Radiologie Muenchen, Munich, Germany.
Urol Oncol. 2022 Jan;40(1):13.e1-13.e8. doi: 10.1016/j.urolonc.2021.08.012. Epub 2021 Sep 14.
To evaluate the role of dynamic contrast-enhanced CT (DCE-CT) as an independent non-invasive biomarker in predicting long term outcome in patients with metastatic renal cell carcinoma (mRCC) on antiangiogenic treatment.
Eighty two mRCC patients were prospectively enrolled from 09/2011 to 04/2015, out of which 71 were included in the final data analysis; the population was observed until 12/2020 to obtain complete overall survival data. DCE-CT imaging was performed at baseline and 10 to 12 weeks after start of treatment with targeted therapy. DCE-CT included a dynamic acquisition after injection of 50 ml of nonionic contrast agent at 6 ml/s using a 4D spiral mode (10 cm z-axis coverage, acquisition time 43 sec, 100 kVp (abdomen), 80 kVp (chest), 80-100 mAs) on a dual source scanner (Definition FLASH, Siemens). Blood flow (BF) was calculated for target tumor volumes using a deconvolution model. Progression free survival (PFS) and overall survival (OS) were analyzed using Kaplan-Meier statistics (SPSS version 24).

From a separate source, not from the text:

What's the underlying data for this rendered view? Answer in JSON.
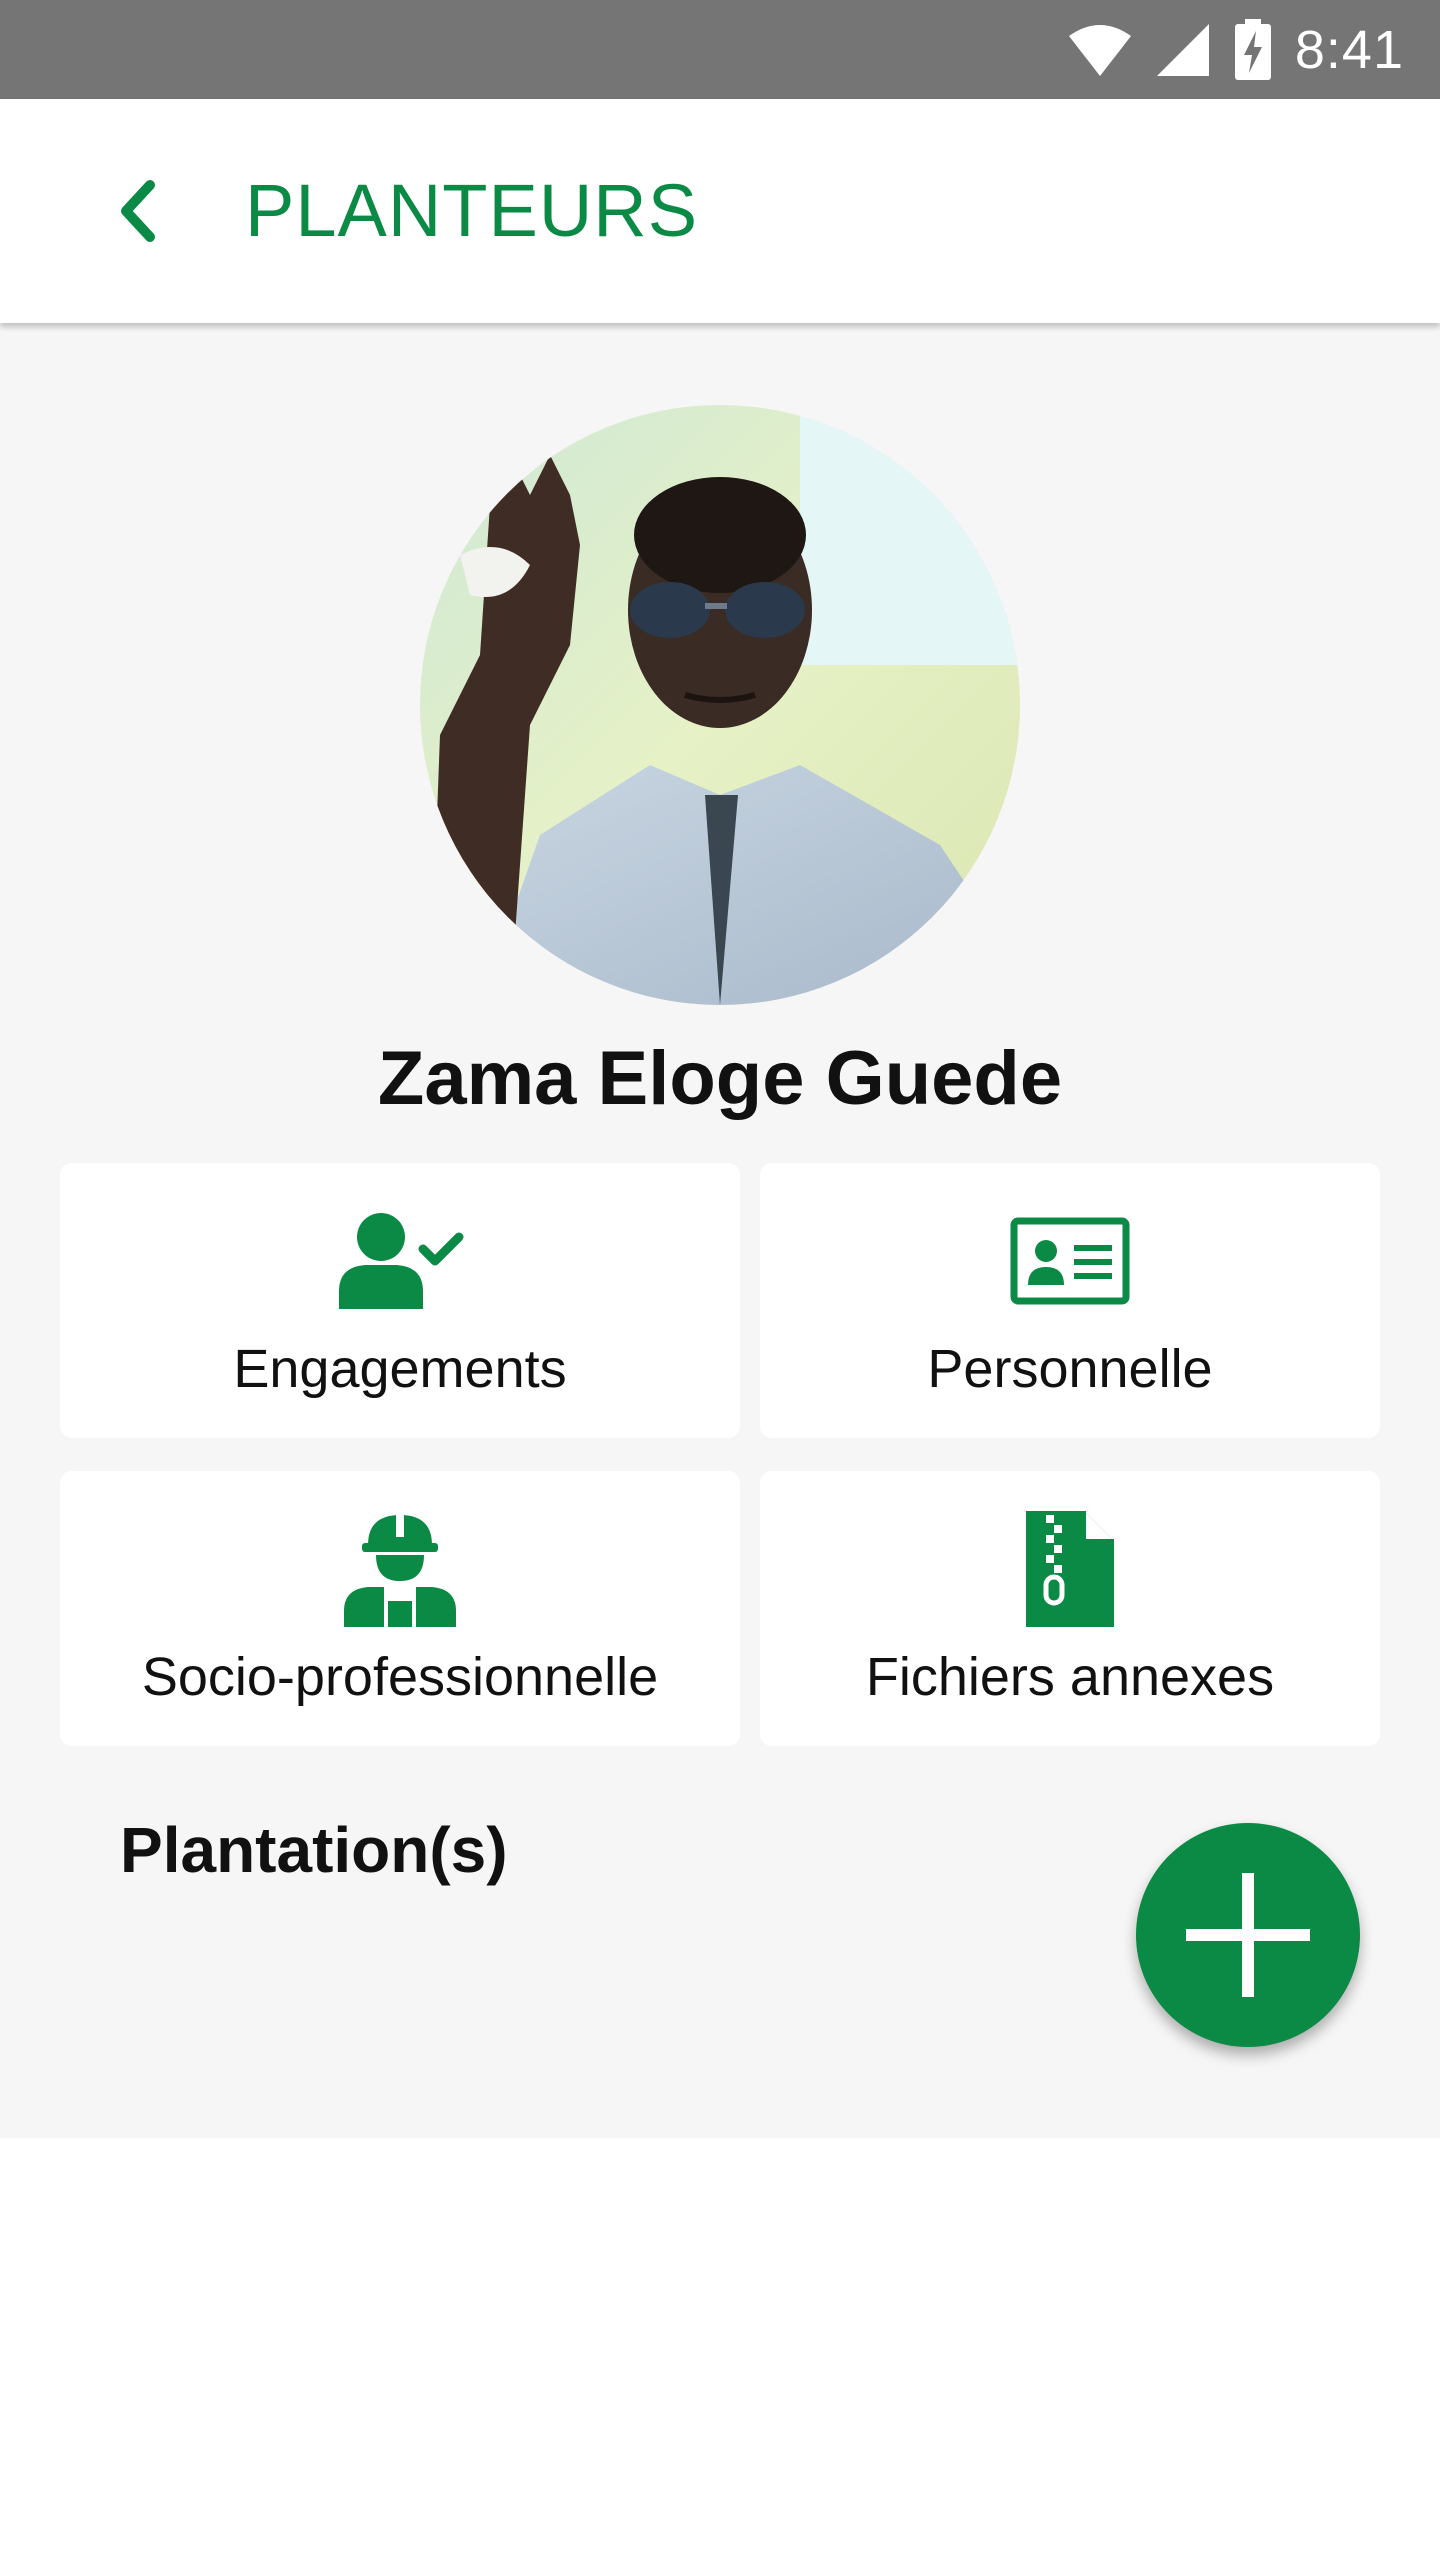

Patients were treated with either sunitinib, pazopanib, sorafenib, tivozanib, axitinib, or cabozantinib. A cut-off value of 50% blood flow reduction at follow-up allowed for identification of patients with favorable long-term outcome: Median OS in n = 42 patients with an average blood flow reduction of >50% (mean, 79%) was 34 (range, 14-54) months, while n = 21 patients with an average reduction of less than 50% (mean, 28%) showed a median OS of 12 (range, 6-18) months, and n = 8 patients with an increase in blood flow survived for a median of 7 (range, 3-11) months.
Blood flow in metastases measured with DCE-CT at first follow-up is a strong predictor of overall survival in mRCC patients on antiangiogenic treatment.

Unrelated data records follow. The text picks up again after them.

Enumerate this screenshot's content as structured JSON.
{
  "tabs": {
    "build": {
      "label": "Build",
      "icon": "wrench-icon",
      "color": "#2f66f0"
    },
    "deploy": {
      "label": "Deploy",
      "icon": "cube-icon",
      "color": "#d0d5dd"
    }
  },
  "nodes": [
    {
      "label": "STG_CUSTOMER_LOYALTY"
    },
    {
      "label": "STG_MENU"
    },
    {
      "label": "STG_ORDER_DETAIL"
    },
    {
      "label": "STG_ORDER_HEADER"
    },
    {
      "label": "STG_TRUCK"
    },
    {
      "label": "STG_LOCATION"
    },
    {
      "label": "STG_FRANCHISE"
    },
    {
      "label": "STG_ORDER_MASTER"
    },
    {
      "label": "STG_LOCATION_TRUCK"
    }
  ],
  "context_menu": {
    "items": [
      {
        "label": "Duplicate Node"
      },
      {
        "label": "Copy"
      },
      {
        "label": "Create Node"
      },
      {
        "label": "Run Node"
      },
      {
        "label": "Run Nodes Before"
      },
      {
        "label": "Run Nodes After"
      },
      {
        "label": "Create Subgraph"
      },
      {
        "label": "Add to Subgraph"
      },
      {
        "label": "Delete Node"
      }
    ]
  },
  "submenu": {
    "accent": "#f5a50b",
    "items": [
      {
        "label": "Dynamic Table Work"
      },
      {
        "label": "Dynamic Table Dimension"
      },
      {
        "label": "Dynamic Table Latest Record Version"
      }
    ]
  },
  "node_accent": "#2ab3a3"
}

评估动态对比增强 CT(DCE-CT)作为独立的无创生物标志物在预测接受抗血管生成治疗的转移性肾细胞癌(mRCC)患者长期预后中的作用。
2011 年 9 月至 2015 年 4 月前瞻性纳入 82 例 mRCC 患者,其中 71 例纳入最终数据分析;该人群观察至 2020 年 12 月以获得完整的总生存数据。DCE-CT 成像在靶向治疗开始后 10-12 周进行,在注射 50ml 非离子型造影剂后进行动态采集,以 6ml/s 的速度采用 4D 螺旋模式(10cm z 轴覆盖范围,采集时间 43 秒,100kVp(腹部),80kVp(胸部),80-100mAs)在双源扫描仪(Definition FLASH,西门子)上进行。使用解卷积模型计算靶肿瘤体积的血流量(BF)。使用 Kaplan-Meier 统计(SPSS 版本 24)分析无进展生存期(PFS)和总生存期(OS)。

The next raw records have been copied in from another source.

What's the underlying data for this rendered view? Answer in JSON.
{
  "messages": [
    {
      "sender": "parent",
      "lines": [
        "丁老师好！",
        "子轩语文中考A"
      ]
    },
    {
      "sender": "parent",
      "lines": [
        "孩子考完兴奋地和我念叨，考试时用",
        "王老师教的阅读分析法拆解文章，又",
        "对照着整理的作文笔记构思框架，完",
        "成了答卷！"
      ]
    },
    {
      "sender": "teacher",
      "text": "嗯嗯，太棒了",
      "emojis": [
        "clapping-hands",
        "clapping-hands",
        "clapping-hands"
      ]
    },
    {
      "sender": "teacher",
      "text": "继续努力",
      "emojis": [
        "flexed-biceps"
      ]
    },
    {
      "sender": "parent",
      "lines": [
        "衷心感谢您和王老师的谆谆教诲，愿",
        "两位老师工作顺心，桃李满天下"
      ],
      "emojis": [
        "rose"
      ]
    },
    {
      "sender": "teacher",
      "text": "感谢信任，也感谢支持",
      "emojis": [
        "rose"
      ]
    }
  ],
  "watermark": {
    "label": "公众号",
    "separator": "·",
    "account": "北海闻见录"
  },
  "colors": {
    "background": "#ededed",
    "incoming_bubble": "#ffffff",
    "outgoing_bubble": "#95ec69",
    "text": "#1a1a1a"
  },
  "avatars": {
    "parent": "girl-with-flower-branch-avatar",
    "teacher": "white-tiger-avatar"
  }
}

患者接受舒尼替尼、帕唑帕尼、索拉非尼、替沃扎尼、阿昔替尼或卡博替尼治疗。在随访中,将血流量减少 50%作为识别长期预后良好患者的截断值:42 例平均血流量减少>50%(平均 79%)患者的中位 OS 为 34 个月(范围 14-54 个月),而 21 例平均减少低于 50%(平均 28%)患者的中位 OS 为 12 个月(范围 6-18 个月),8 例血流量增加患者的中位生存期为 7 个月(范围 3-11 个月)。
在接受抗血管生成治疗的 mRCC 患者中,DCE-CT 测量的转移部位血流量是总生存的强有力预测因子。